Proponents of taxes for the wealthy insist that people are emerging from the COVID-19 pandemic with a greater appetite for what they call “tax justice.”
Bills announced in California, New York, Illinois, Hawaii, Maryland, Minnesota, Washington and Connecticut differ in their approach to tax hikes, but all revolve around the idea that the richest Americans should pay more.
All proposals face questionable prospects. Similar legislation has died in state legislatures and Congress. But the new push shows that the political left is not ready to give up on the populist argument that government can and should be used as a tool to redistribute wealth.
“In a pandemic, when people are struggling to put food on the table, we’re seeing billionaires multiply their wealth,” said California Assemblyman Alex Lee, a Democrat.
The Tax Foundation, a conservative policy organization, called a wealth tax — which imposes a tax not just on new income, but on a person’s total assets — “damaging the economy.”
He also said in a statement that such taxes create a “perverse incentive” for the rich to avoid taxes, including simply moving to a country with a lower tax burden.
“Many taxpayers are paying the wealth tax – but many more are paying the price,” the group said in a statement. Progressive Democrats, however, say they don’t see wealthy taxpayers leaving their states because of higher taxes.
California already taxes the rich more than most states. The top 1% of earners account for roughly half of the country’s income tax collection. But this week, Lee proposed a “wealth tax,” similar to one promoted for years by U.S. Senator Elizabeth Warren, Democrat of Massachusetts.
It would impose an annual tax of 1.5% on assets over $1 billion and 1% on assets of $50 million or more. The new tax on wealth, not annual income, would affect roughly 23,000 “ultra millionaires” and 160 billionaire households, or the top 0.1% of California households, Lee said.

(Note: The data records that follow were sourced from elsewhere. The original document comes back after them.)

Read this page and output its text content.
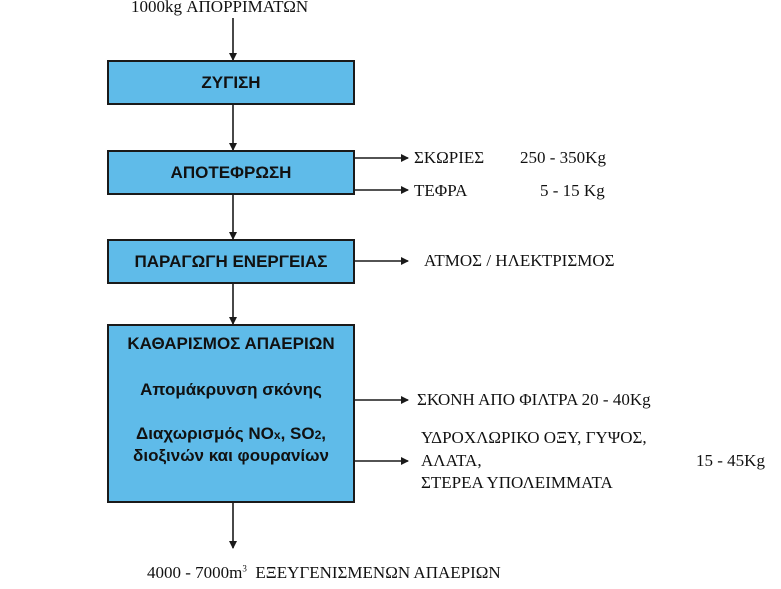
1000kg ΑΠΟΡΡΙΜΑΤΩΝ
ΖΥΓΙΣΗ
ΑΠΟΤΕΦΡΩΣΗ
ΠΑΡΑΓΩΓΗ ΕΝΕΡΓΕΙΑΣ
ΚΑΘΑΡΙΣΜΟΣ ΑΠΑΕΡΙΩΝ
Απομάκρυνση σκόνης
Διαχωρισμός NOx, SO2,
διοξινών και φουρανίων
ΣΚΩΡΙΕΣ 250 - 350Kg
ΤΕΦΡΑ	5 - 15 Kg
ΑΤΜΟΣ / ΗΛΕΚΤΡΙΣΜΟΣ
ΣΚΟΝΗ ΑΠΟ ΦΙΛΤΡΑ 20 - 40Kg
ΥΔΡΟΧΛΩΡΙΚΟ ΟΞΥ, ΓΥΨΟΣ,
ΑΛΑΤΑ,	15 - 45Kg
ΣΤΕΡΕΑ ΥΠΟΛΕΙΜΜΑΤΑ
$4000 - 7000m^3$ ΕΞΕΥΓΕΝΙΣΜΕΝΩΝ ΑΠΑΕΡΙΩΝ
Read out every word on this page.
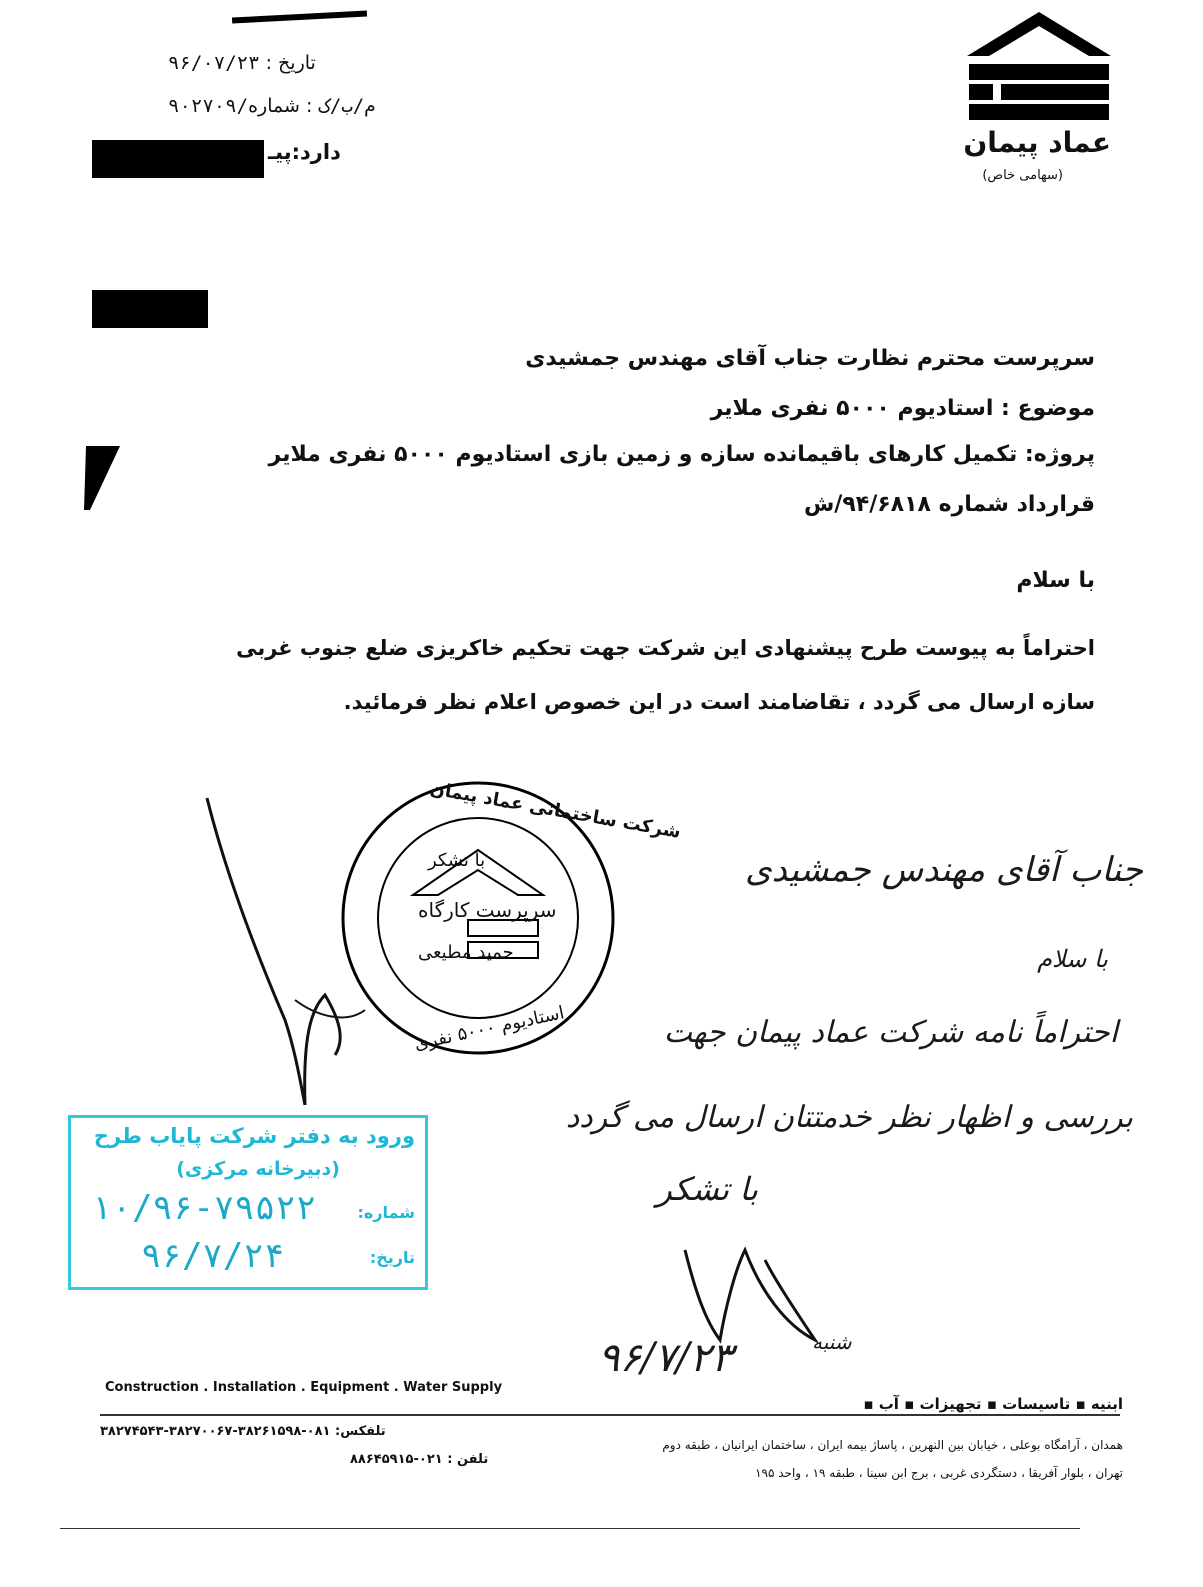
عماد پیمان
(سهامی خاص)
۹۶/۰۷/۲۳ : تاریخ
۹۰۲۷۰۹/م/ب/ک : شماره
دارد:پیـ
سرپرست محترم نظارت جناب آقای مهندس جمشیدی
موضوع : استادیوم ۵۰۰۰ نفری ملایر
پروژه: تکمیل کارهای باقیمانده سازه و زمین بازی استادیوم ۵۰۰۰ نفری ملایر
قرارداد شماره ۹۴/۶۸۱۸/ش
با سلام
احتراماً به پیوست طرح پیشنهادی این شرکت جهت تحکیم خاکریزی ضلع جنوب غربی
سازه ارسال می گردد ، تقاضامند است در این خصوص اعلام نظر فرمائید.
شرکت ساختمانی عماد پیمان
با تشکر
سرپرست کارگاه
حمید مطیعی
استادیوم ۵۰۰۰ نفری
جناب آقای مهندس جمشیدی
با سلام
احتراماً نامه شرکت عماد پیمان جهت
بررسی و اظهار نظر خدمتتان ارسال می گردد
با تشکر
۹۶/۷/۲۳	شنبه
ورود به دفتر شرکت پایاب طرح
(دبیرخانه مرکزی)
شماره:
۱۰/۹۶-۷۹۵۲۲
تاریخ:
۹۶/۷/۲۴
Construction . Installation . Equipment . Water Supply
ابنیه ▪ تاسیسات ▪ تجهیزات ▪ آب ▪
همدان ، آرامگاه بوعلی ، خیابان بین النهرین ، پاساژ بیمه ایران ، ساختمان ایرانیان ، طبقه دوم
تلفکس: ۰۸۱-۳۸۲۶۱۵۹۸-۳۸۲۷۰۰۶۷-۳۸۲۷۴۵۴۳
تهران ، بلوار آفریقا ، دستگردی غربی ، برج ابن سینا ، طبقه ۱۹ ، واحد ۱۹۵
تلفن : ۰۲۱-۸۸۶۴۵۹۱۵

In Connecticut, progressive lawmakers are proposing more traditional increases: higher tax rates on capital gains for wealthy taxpayers and higher personal income tax rates for millionaires,
“We need to make sure that the wealthiest in our country actually pay what they owe and not expect our country’s working families to continue to subsidize it,” said Rep. Kate Farrar, deputy majority leader in the House of Democrats. Representative.
One obstacle to these proposals is that some countries where the idea could be popular are currently running budget surpluses, meaning there is no pressure to raise revenue.
Connecticut is expected to end the fiscal year with a $3 billion surplus. Hawaii projects a $1.9 billion budget surplus into the new legislative session.
But Hawaii state Rep. Jeanne Kapela, a Democrat, said the proposal was to increase the state’s capital tax is more about economic efforts than raising money.
“If you look at the tax code today, it’s really the definition of economic inequality,” Kapela said.
The lowest-income workers in many countries often see a larger percentage of their income paid in taxes each year than the very rich, especially in countries that do not have graduated income taxes.
Voters in Massachusetts, which has a flat income tax, approved an amendment to the state constitution in November that set a higher rate for those who earn more than $1 million a year.
Despite the optimism expressed by liberal lawmakers that 2023 could be the year, many of these proposals face an uphill battle, even in blue states with Democratic governors.
“This ‘tax on the rich’ has been around before and it’s happening again. And frankly, it never caught on before and I doubt there’s any appetite for it now,” said Gary Rose, professor of political science at Sacred Heart University in Fairfield, Connecticut.
Many people, he said, don’t hate the rich as much as some progressive Democrats.
“I think if you poll Americans, a lot of people want to be rich themselves and that’s part of, if you want, the American Dream,” Rose said. “We’ve never had such an appetite in this country to tax the rich for being rich … it’s really part of who we are and what separates this country from a lot of Democratic socialist countries.”
California’s wealth tax bill never got a public hearing last year. Governor Gavin Newsom, a Democrat who was just elected for a second term in a landslide, has actively campaigned against efforts to increase taxes on the rich.
His opposition helped create a 2022 ballot initiative that would raise taxes on the wealthy to pay for electric vehicle charging stations and fire prevention.
In Connecticut, Democratic Governor Ned Lamont, a multimillionaire, said he wants to focus his second term on reducing taxes instead of raising them.